I cannot comment on whether Government met their aim of employers and employees engaging in mediation, or whether it simply meant there was disgruntled employees all across the country who could not afford to being their cases to tribunal to resolve a workplace dispute, however the statistics did show that the number of employment tribunal claims reduce dramatically.

In June 2013, prior to the introduction of tribunal fees, the Ministry of Justice published statistics that demonstrated there were 25,000 claims – plainly people entering their claims prior to the introduction of fees – which dropped to 7,000 claims in August. Further statistics demonstrated, prior to the introduction of fees, approximately 48,000 new claims were made each quarter, however just 13,162 were lodged between July and September 2014.

Unison’s battle…

It has been clear since the outset that Unison did not agree with the introduction of fees as they believed it became extremely difficult for a worker to exercise their employment writes, dubbing them immoral and unfair.
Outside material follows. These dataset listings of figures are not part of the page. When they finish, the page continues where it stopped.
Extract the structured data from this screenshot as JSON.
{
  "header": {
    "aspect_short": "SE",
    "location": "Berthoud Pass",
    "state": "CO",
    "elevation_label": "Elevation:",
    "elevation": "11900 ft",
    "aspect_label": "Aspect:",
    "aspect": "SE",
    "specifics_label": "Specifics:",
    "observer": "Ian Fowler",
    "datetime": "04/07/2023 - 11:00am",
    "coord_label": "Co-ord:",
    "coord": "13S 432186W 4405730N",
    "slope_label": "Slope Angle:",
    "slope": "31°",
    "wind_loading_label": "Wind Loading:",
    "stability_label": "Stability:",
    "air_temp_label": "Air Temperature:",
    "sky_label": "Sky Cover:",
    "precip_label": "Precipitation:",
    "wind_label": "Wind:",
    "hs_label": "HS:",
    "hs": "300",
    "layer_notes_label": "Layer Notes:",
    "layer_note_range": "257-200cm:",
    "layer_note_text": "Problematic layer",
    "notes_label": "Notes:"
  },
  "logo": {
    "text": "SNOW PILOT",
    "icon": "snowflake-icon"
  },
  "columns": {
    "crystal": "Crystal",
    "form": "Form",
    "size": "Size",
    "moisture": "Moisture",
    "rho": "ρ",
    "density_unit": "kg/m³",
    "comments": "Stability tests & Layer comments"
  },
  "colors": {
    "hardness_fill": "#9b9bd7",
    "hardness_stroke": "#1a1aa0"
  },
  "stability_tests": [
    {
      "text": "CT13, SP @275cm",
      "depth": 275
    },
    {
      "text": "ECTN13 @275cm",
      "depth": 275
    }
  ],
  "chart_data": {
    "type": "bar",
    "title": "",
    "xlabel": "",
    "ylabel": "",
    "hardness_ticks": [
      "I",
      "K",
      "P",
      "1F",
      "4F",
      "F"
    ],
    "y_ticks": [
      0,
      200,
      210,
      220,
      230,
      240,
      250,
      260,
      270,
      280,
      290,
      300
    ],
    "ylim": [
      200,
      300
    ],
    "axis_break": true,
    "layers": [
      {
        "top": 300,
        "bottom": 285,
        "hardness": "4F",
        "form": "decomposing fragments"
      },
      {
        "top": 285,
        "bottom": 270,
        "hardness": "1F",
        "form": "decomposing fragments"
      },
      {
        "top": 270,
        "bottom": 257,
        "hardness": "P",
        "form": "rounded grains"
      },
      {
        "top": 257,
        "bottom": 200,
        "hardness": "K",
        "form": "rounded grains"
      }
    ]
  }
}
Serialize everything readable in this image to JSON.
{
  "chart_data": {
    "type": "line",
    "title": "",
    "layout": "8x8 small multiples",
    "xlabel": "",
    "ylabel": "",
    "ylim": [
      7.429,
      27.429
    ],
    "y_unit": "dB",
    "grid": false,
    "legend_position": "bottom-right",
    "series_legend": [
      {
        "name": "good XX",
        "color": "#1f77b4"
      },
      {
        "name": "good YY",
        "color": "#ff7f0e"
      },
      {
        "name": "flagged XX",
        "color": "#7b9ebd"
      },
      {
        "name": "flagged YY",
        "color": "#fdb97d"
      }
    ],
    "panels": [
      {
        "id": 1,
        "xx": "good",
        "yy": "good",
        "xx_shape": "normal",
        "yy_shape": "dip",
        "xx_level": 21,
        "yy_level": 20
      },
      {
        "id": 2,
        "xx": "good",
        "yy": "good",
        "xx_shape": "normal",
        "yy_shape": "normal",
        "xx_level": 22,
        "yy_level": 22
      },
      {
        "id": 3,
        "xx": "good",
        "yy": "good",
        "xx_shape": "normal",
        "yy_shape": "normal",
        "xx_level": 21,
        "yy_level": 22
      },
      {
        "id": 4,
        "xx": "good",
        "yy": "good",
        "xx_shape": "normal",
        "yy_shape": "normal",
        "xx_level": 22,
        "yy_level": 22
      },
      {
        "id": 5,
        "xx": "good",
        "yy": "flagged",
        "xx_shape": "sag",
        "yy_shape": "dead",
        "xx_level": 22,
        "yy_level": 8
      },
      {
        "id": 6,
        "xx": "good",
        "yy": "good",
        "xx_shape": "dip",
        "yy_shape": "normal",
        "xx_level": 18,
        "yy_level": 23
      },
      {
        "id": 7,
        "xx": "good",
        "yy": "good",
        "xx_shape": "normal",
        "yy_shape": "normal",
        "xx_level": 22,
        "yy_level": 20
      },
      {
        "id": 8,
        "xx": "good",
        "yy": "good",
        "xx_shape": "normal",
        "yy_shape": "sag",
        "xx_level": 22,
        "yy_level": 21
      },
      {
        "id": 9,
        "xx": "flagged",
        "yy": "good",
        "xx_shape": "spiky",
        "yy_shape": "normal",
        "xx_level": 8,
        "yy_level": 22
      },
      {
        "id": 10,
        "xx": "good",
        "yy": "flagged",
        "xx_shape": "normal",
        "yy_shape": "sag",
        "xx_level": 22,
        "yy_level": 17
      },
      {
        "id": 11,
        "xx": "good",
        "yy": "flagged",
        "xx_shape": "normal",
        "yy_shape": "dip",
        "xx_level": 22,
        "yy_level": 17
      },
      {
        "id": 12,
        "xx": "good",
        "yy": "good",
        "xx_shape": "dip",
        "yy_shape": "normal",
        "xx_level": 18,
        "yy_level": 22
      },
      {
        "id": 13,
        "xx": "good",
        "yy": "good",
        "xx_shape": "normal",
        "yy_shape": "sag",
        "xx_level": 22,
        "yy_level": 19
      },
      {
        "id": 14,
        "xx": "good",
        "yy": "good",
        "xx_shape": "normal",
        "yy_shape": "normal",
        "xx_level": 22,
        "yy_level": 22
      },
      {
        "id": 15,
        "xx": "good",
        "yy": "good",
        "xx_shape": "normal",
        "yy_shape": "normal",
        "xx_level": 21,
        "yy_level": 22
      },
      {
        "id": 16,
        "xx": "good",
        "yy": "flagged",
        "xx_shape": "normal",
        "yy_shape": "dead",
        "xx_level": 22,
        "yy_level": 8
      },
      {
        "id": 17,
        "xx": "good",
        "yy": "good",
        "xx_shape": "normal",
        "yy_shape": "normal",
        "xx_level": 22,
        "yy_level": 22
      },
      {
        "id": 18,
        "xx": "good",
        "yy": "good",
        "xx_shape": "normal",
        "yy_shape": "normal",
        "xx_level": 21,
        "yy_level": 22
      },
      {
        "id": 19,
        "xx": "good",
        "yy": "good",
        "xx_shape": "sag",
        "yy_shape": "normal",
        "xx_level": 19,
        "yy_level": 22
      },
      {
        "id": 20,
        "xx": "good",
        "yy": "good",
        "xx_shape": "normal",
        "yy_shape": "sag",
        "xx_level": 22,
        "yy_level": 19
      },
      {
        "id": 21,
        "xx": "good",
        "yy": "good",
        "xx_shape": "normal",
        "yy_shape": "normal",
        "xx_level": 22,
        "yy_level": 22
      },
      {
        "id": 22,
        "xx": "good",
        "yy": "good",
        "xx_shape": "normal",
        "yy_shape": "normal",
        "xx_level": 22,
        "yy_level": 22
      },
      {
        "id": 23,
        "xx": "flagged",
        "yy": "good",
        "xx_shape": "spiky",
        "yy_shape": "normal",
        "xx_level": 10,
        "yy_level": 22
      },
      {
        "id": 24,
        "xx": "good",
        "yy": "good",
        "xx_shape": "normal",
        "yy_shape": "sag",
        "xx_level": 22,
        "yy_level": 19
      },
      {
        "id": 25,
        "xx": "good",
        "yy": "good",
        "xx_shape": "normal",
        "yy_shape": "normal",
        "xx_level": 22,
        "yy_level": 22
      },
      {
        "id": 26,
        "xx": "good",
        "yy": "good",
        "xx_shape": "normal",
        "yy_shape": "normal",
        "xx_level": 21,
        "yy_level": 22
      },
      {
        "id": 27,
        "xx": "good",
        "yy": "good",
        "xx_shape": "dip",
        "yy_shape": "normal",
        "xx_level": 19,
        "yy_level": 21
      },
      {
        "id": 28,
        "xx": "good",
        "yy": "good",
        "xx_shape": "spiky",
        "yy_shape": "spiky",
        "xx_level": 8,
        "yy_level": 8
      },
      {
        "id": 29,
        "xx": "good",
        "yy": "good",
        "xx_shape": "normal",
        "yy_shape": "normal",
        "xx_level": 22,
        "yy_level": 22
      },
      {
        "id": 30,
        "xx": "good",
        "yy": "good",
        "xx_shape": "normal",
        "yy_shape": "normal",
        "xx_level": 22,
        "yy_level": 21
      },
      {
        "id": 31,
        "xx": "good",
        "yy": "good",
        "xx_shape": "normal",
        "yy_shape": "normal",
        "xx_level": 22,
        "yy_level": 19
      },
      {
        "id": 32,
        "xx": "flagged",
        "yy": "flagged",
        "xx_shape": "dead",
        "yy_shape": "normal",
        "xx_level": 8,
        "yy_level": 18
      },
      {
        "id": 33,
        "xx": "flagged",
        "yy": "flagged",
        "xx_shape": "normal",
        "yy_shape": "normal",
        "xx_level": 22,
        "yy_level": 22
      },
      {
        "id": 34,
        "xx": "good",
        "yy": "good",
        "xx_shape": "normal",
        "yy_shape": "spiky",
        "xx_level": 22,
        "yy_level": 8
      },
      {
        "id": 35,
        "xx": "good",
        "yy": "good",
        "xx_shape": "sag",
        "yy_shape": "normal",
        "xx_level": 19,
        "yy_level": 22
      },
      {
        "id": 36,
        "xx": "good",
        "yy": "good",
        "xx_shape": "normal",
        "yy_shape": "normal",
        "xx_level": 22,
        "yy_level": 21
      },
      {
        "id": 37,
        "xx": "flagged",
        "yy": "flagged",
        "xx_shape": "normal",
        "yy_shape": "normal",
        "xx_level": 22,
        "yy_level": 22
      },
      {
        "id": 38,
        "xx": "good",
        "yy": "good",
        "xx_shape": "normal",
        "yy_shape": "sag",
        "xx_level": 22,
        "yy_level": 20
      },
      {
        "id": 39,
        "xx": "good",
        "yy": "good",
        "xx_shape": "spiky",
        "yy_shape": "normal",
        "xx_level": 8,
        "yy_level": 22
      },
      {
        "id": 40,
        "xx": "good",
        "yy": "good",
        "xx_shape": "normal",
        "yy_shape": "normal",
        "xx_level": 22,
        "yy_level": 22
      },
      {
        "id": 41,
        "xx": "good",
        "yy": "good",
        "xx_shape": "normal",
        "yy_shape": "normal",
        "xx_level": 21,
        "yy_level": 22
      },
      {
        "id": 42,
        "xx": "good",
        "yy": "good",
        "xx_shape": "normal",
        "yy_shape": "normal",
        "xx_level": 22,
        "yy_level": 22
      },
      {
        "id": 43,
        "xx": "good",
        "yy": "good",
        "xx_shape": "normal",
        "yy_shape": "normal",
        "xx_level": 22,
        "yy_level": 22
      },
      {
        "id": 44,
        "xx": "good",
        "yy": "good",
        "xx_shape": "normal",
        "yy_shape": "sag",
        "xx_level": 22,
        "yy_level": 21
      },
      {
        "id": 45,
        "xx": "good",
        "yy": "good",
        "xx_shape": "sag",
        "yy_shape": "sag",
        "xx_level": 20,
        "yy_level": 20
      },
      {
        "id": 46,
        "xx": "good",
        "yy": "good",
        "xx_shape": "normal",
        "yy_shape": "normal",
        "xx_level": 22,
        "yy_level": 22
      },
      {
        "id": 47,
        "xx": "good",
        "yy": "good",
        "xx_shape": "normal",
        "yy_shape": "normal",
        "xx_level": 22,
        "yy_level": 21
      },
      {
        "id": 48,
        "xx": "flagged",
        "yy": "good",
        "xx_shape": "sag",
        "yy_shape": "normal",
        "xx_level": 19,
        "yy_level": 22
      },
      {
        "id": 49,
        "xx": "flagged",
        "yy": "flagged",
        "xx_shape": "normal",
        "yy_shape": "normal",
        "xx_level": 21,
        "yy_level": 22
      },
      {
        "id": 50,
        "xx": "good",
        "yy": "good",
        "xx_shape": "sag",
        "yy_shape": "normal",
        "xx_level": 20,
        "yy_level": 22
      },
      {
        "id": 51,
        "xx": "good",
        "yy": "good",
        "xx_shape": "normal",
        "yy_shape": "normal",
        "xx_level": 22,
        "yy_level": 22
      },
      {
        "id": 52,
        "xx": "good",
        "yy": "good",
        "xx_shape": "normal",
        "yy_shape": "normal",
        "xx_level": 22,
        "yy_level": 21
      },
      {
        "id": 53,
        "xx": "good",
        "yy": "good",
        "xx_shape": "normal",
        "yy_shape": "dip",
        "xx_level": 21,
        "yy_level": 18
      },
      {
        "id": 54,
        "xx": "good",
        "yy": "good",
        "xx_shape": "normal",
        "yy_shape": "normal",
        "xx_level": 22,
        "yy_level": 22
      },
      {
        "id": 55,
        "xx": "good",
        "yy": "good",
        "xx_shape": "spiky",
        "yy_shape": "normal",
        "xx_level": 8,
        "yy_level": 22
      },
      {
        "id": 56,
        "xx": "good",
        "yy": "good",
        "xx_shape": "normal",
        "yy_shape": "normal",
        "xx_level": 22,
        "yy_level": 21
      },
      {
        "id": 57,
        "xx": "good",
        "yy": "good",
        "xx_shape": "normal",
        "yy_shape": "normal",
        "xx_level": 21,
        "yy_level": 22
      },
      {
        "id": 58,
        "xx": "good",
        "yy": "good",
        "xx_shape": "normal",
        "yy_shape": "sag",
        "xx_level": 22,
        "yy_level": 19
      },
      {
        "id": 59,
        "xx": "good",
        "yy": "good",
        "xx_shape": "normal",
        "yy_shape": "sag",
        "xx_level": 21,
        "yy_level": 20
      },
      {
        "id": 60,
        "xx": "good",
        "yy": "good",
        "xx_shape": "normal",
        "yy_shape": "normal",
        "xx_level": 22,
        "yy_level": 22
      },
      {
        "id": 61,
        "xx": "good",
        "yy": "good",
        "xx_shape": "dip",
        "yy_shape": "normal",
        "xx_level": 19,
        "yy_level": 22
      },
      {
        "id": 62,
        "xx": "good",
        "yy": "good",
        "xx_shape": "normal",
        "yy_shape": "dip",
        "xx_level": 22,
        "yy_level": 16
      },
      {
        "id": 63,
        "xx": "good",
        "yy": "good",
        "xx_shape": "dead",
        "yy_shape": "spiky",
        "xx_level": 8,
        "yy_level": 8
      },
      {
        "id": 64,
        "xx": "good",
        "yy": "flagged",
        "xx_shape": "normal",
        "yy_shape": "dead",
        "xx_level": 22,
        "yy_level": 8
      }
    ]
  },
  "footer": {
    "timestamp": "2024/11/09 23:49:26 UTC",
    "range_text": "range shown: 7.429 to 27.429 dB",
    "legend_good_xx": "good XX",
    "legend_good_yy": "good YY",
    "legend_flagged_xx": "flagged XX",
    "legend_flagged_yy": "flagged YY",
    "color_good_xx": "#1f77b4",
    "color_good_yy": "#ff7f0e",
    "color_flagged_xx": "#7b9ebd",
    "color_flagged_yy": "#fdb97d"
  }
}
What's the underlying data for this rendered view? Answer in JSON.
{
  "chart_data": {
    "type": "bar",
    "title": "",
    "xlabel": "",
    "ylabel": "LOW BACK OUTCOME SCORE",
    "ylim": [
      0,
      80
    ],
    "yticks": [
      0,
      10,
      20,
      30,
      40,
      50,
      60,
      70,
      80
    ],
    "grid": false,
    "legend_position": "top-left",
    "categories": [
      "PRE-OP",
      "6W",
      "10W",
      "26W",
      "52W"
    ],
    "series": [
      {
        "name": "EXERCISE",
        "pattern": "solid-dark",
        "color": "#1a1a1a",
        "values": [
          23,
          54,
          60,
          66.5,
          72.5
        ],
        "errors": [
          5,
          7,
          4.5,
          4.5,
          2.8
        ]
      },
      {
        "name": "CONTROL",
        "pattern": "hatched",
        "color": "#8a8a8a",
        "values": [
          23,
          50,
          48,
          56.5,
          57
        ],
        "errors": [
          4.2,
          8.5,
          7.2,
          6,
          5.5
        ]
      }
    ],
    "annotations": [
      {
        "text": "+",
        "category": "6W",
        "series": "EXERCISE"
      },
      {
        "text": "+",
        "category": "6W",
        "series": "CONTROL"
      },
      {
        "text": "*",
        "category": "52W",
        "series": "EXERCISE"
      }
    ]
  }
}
However, Unison lost their bid in the High Court to overturn employment tribunal fees in December 2014. The High Court stated the proceedings were too “premature” on the basis that it was too early to judge how the tribunal fees system, would work in practice. Unison were granted permission to appeal the High Court’s decision.

Other interested parties…

In the meantime, Lord Dyson, the second most senior judge in England Wales, warned the Justice Committee that ordinary people on modest incomes would be deferred from entering litigation.

It was only in March this year that the Ministry of Justice published a report into the review of employment tribunal fees, which had a notably anti-climactic conclusion. The report established there would be no major changes to the fees or their structure, as they were fair and considerate. The report also rejected special consideration for women who allege pregnancy or maternity discrimination.

The report acknowledged the sharp decrease in tribunal fees, however, the Ministry of Justice conveniently published that this was down to the success of ACAS’ early conciliation scheme which is a mandatory process before lodging an employment tribunal claim, that aims to settle workplace disputes without going to court.

Where we are now…

Unison’s four-year legal battle was brought to the Supreme Court, where a unanimous decision was made against the Government’s tribunal fees. The judges concluded that the fees were preventing access to justice. In light of this decision, the Lord Chancellor will be quashing the fees.

Unison state the ruling means Government will have to refund more than £27m to the thousands of people charged for taking claims to tribunal since July 2013.

Justice Minister, Dominic Rabb, has commented; “We will take immediate steps to stop charging fees in employment tribunals and put in place arrangements to refund those who have paid.”

There is speculation that Government may act quickly to introduce replacement fees through statute as a piece of primary legislation, such as an Act of Parliament, whereas the fees were initially introduced in July 2013 under a statutory instrument which is a piece of secondary legislation.

It is likely that there will be a significant rise in the number of employment tribunal claims being brought which will have implications for employers, ACAS and the tribunal system itself.

This may also bring challenges of other pieces of secondary legislation which allow the provisions of an Act to be subsequently brought into force or altered without Parliament having to pass a new Act.

With the abolishment of tribunal fees, employers will be at a greater risk of having employment tribunal claims brought against them, although the ACAS early conciliation process will remain in place. This means that employers must ensure that HR matters are dealt with in a professional, consistent and reasonable manner. We recommend that you ensure your contractual terms and staff policies are up to date and that all members of staff, including management, are familiar with this documentation, given any appropriate training and, more importantly, that it is used in any disciplinary and grievance matters.